The camera operators were literally holding onto their rigs to keep from shaking the frame, and I could hear the sound mixer through my headphones just howling with laughter.
We had spent all day immersed in the tragedy of war, and that one stupid, yellow piece of rubber was the only thing that could save us from the weight of it.
The director finally yelled “Cut!” but it was more of a plea for mercy than an order.
He came walking onto the set, his face red, trying to look angry but failing miserably as he saw the rubber chicken still sitting on the sterile surgical tray.
“Alan,” he said, wiping his eyes, “we are forty minutes behind schedule, we are losing the light, and you are operating on poultry.”
We couldn’t get back to work for nearly half an hour because every time we tried to reset, someone would look at the dummy and hear that phantom “ee-urrrp” in their head.
Harry Morgan eventually heard the commotion and wandered over from his trailer to see what the fuss was about.
He looked at the chicken, looked at me, and then gave a sharp, military nod of approval.
“Good work, Alda,” he said in that dry, Colonel Potter bark. “I always suspected this patient was a bit of a bird-brain.”
That moment became a piece of our history, a legendary story that we would bring up whenever the days got too long or the scripts got too dark.
It was a reminder that the only way to portray the truth of human suffering was to balance it with the truth of human absurdity.
We weren’t being disrespectful to the material; we were protecting our ability to perform it with a clear heart.
I think that’s why the chemistry on that show was so palpable to the audience.
People could tell that we actually liked each other, that we were a unit that breathed together, laughed together, and occasionally broke together.
The humor wasn’t just in the scripts; it was the atmosphere we created to survive the environment.
The rubber chicken stayed in the prop box for years, a sort of silent mascot of our collective rebellion against the stress of the industry.
Looking back on it now, from the perspective of a man who has spent sixty years in this business, I realize those were the most important moments.
The awards are in a case somewhere, and the scripts are in an archive, but the memory of Mike Farrell nearly falling into a prop torso because of a toy—that’s the stuff that stays.
It’s a reminder that no matter how serious the work is, you have to leave room for the unexpected “ee-urrrp” of life.
We finished the scene eventually, of course, and I’m pretty sure we got it in one take once the laughter subsided, mostly because we were too exhausted to do it again.

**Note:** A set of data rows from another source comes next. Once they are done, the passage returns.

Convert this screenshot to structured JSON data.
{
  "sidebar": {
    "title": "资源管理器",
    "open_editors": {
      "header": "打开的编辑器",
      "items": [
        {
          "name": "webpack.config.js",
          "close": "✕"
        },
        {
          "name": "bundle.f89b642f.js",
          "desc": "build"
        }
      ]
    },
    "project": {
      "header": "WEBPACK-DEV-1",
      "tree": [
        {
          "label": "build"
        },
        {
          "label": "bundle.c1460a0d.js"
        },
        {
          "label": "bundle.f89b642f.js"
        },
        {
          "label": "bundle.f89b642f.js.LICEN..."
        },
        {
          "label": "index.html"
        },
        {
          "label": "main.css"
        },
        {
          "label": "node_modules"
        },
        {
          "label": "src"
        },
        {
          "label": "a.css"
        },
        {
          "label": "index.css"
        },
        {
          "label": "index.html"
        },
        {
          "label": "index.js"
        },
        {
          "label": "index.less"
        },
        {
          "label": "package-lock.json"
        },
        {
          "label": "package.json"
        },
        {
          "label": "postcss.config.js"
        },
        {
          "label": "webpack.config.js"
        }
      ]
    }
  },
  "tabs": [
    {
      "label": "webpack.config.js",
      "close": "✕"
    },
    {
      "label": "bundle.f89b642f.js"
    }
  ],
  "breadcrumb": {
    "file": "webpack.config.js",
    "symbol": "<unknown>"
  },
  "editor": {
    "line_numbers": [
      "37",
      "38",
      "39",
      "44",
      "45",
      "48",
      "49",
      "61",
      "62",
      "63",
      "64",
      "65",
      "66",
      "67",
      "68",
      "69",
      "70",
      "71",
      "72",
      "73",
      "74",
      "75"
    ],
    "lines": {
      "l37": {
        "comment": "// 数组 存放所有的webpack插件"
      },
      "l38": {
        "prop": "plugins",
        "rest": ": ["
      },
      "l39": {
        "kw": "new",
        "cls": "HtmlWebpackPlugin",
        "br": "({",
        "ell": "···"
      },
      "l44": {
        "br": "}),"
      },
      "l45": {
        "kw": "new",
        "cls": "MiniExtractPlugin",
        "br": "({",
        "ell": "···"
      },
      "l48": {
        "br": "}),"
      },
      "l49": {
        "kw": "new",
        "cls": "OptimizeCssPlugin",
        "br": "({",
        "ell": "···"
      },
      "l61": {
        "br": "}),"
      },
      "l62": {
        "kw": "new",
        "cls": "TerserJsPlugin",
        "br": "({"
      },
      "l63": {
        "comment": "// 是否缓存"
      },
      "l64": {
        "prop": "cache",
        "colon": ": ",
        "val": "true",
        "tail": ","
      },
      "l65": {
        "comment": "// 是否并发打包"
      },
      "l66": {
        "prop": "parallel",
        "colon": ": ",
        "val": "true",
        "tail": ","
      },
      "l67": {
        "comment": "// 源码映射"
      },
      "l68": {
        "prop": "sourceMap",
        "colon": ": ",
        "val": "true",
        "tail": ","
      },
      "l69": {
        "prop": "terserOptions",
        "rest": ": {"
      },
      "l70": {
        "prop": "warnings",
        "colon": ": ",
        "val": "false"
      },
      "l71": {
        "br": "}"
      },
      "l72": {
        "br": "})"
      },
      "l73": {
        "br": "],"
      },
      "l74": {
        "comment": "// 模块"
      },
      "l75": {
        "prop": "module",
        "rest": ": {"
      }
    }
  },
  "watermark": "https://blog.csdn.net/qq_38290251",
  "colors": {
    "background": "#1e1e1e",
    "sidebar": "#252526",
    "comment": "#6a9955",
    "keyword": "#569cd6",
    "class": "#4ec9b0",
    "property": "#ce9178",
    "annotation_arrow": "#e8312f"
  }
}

But if you watch the final episode closely, there’s a look in our eyes during some of those OR scenes that isn’t just about the war.
It’s the look of people who have shared a very specific, very loud, and very yellow secret.
It makes me wonder about the places we all work today, where everyone is so afraid of being “unprofessional.”
I think we lose something when we don’t allow ourselves the grace of a well-timed prank.
When was the last time you let a moment of pure, ridiculous joy interrupt your most serious work?